Военачальник и жрец стали по обеим сторонам трона. Жороми едва взглянул на жреца — ничего интересного, разве что множество бронзовых амулетов, подвешенных к поясу белого длинного одеяния. Зато на Уваифо мальчик смотрел во все глаза.
Начальник воинов явился в большой зал дворца в полном боевом вооружении. Так велел древний обычай. Высокий шлем, переброшенная через плечо шкура пантеры, металлический обруч на шее, отделанный острыми клыками леопарда, — все это не могло не устрашить врагов. Спереди на обруче висел колокольчик, а сзади — рыжий пушистый хвост. Большие, величиной с ладонь, подвески, одна в виде человеческой головы, а другая в виде пантеры, дополняли военный наряд. Подобные подвески Жороми уже видел на поясах других важных людей Бенина.
— Вот пришли первый и второй сыновья Великого, — прошептал Усама.
Старший сын обба, юноша с отвисшими губами, развалился на шкуре, расстеленной рядом с троном; младший — стройный длинноногий мальчик — встал около резного возвышения, на котором покоился трон.
Жороми с особенным интересом рассматривал второго сына обба. «Второму сыну, — думал он, — наверное, столько же лет, сколько мне. Он горд и важен. Даже головой не кивнул в знак приветствия, даже не посмотрел на людей, а они самые знатные в Бенине. Он одет очень нарядно, и очень красивый браслет-змейка обвивает его левую руку. На его голове коралловая шапочка, и такую же носит его старший брат. Но первый сын обба мне совсем не нравится, уж слишком он толстый. Только, наверное, нельзя плохо думать о том, кто когда-нибудь сам будет обба».

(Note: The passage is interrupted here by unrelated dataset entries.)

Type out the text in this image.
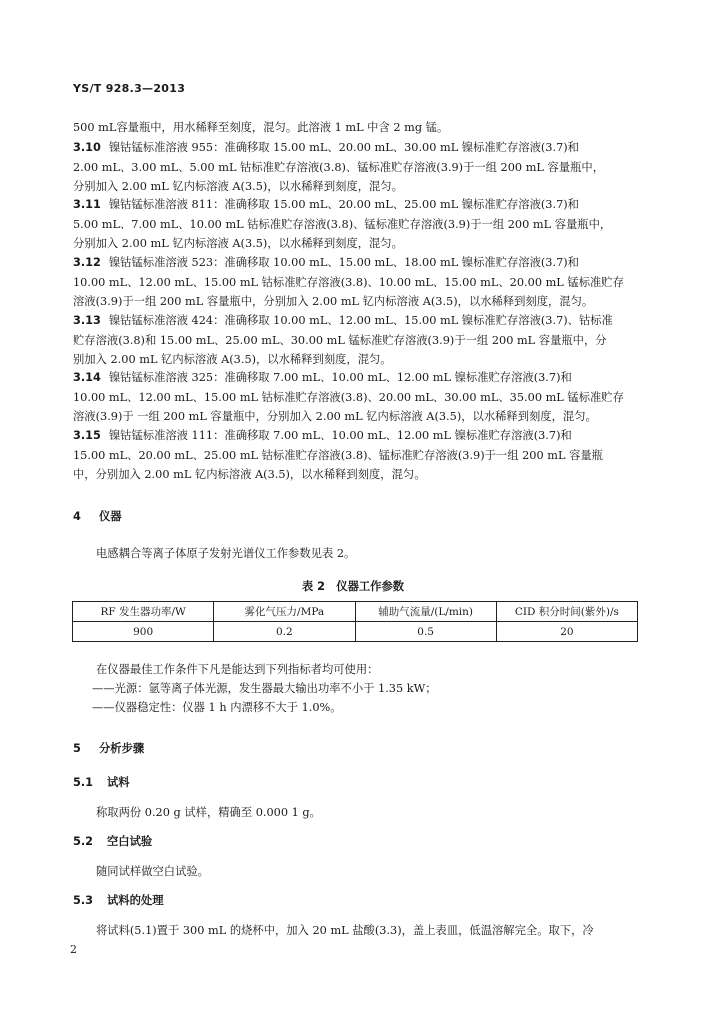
YS/T 928.3—2013
500 mL容量瓶中，用水稀释至刻度，混匀。此溶液 1 mL 中含 2 mg 锰。
3.10 镍钴锰标准溶液 955：准确移取 15.00 mL、20.00 mL、30.00 mL 镍标准贮存溶液(3.7)和
2.00 mL、3.00 mL、5.00 mL 钴标准贮存溶液(3.8)、锰标准贮存溶液(3.9)于一组 200 mL 容量瓶中，
分别加入 2.00 mL 钇内标溶液 A(3.5)，以水稀释到刻度，混匀。
3.11 镍钴锰标准溶液 811：准确移取 15.00 mL、20.00 mL、25.00 mL 镍标准贮存溶液(3.7)和
5.00 mL、7.00 mL、10.00 mL 钴标准贮存溶液(3.8)、锰标准贮存溶液(3.9)于一组 200 mL 容量瓶中，
分别加入 2.00 mL 钇内标溶液 A(3.5)，以水稀释到刻度，混匀。
3.12 镍钴锰标准溶液 523：准确移取 10.00 mL、15.00 mL、18.00 mL 镍标准贮存溶液(3.7)和
10.00 mL、12.00 mL、15.00 mL 钴标准贮存溶液(3.8)、10.00 mL、15.00 mL、20.00 mL 锰标准贮存
溶液(3.9)于一组 200 mL 容量瓶中，分别加入 2.00 mL 钇内标溶液 A(3.5)，以水稀释到刻度，混匀。
3.13 镍钴锰标准溶液 424：准确移取 10.00 mL、12.00 mL、15.00 mL 镍标准贮存溶液(3.7)、钴标准
贮存溶液(3.8)和 15.00 mL、25.00 mL、30.00 mL 锰标准贮存溶液(3.9)于一组 200 mL 容量瓶中，分
别加入 2.00 mL 钇内标溶液 A(3.5)，以水稀释到刻度，混匀。
3.14 镍钴锰标准溶液 325：准确移取 7.00 mL、10.00 mL、12.00 mL 镍标准贮存溶液(3.7)和
10.00 mL、12.00 mL、15.00 mL 钴标准贮存溶液(3.8)、20.00 mL、30.00 mL、35.00 mL 锰标准贮存
溶液(3.9)于 一组 200 mL 容量瓶中，分别加入 2.00 mL 钇内标溶液 A(3.5)，以水稀释到刻度，混匀。
3.15 镍钴锰标准溶液 111：准确移取 7.00 mL、10.00 mL、12.00 mL 镍标准贮存溶液(3.7)和
15.00 mL、20.00 mL、25.00 mL 钴标准贮存溶液(3.8)、锰标准贮存溶液(3.9)于一组 200 mL 容量瓶
中，分别加入 2.00 mL 钇内标溶液 A(3.5)，以水稀释到刻度，混匀。
4 仪器
电感耦合等离子体原子发射光谱仪工作参数见表 2。
表 2　仪器工作参数
RF 发生器功率/W	雾化气压力/MPa	辅助气流量/(L/min)	CID 积分时间(紫外)/s
900	0.2	0.5	20
在仪器最佳工作条件下凡是能达到下列指标者均可使用：
——光源：氩等离子体光源，发生器最大输出功率不小于 1.35 kW；
——仪器稳定性：仪器 1 h 内漂移不大于 1.0%。
5 分析步骤
5.1 试料
称取两份 0.20 g 试样，精确至 0.000 1 g。
5.2 空白试验
随同试样做空白试验。
5.3 试料的处理
将试料(5.1)置于 300 mL 的烧杯中，加入 20 mL 盐酸(3.3)，盖上表皿，低温溶解完全。取下，冷
2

Мысли мальчика были прерваны легким, едва уловимым шорохом. Приветствуя вошедшего в зал владыку, люди упали ниц. Жороми вместе со всеми распростерся на полу. Ему очень хотелось скорее увидеть обба, но отец строго-настрого приказал не поднимать головы: никто не смеет смотреть на Великого, пока не последует на это особое разрешение. Наконец, обба сел и присутствующим в зале разрешено было подняться. Впервые Жороми увидел так близко обба Эвуаре. Великий владыка Бенина сидел неподвижно, положив на колени руки. В одной руке он держал деревянный резной жезл, в другой — металлический молот: Это символы высшей власти. Крепкую шею владыки украшал обруч с клыками пантеры; на грудь спускалась широкая перевязь из пяти рядов разноцветных бус; длинный, заложенный складками набедренник был расшит золотыми бляшками и раковинами каури.
Не успел Жороми рассмотреть подвески, привязанные к поясу набедренника обба, как в зал ввели белых людей. Важные господа привыкли сдерживать свои чувства, но и они были поражены видом чужеземцев не менее, чем простой народ, бежавший по улицам Бенина вслед за невиданными людьми.
Жороми заметил, что даже обба Эвуаре, лицо которого до этого оставалось неподвижным, слегка наморщил лоб, а его второй сын — мальчик с браслетом-змейкой на руке — сделал шаг навстречу белым людям, но тут же, устыдившись вырвавшегося у него нетерпеливого движения, вернулся на место.
Белые люди дошли до середины зала и опустились на колени. Они приветствовали владыку так же, как только что его приветствовали черные. Затем один из них — невысокого роста молодой мужчина, по виду которого можно было догадаться, что он начальник белых, — встал, помахал по полу перьями своего головного убора и начал говорить.
Его речь была похожа то на щебет птиц, то на кваканье лягушек. Никто не мог понять такой разговор, и никто не ответил белому человеку. Потом из-за спины белого начальника вышел старый человек с темной кожей, словно опаленной солнцем. Он заговорил по-арабски. Некоторые слова этого языка были знакомы бенинцам, так как в их город с севера несколько раз приезжали арабские купцы продавать свои товары.
— Араб? — ткнув пальцем в сторону белых, спросил военачальник Уваифо.
— Не арабы, — обрадовавшись, что его поняли, ответил старик. — Мы из Португалии, — и затем еще раз повторил, раздельно произнося каждый слог: — Пор-ту-га-лия.
Нет, это слово ничего не объясняло Уваифо. Вспомнив еще несколько арабских слов, он спросил:
— Торговать?
— Нам нужны перец, слоновая кость и золото.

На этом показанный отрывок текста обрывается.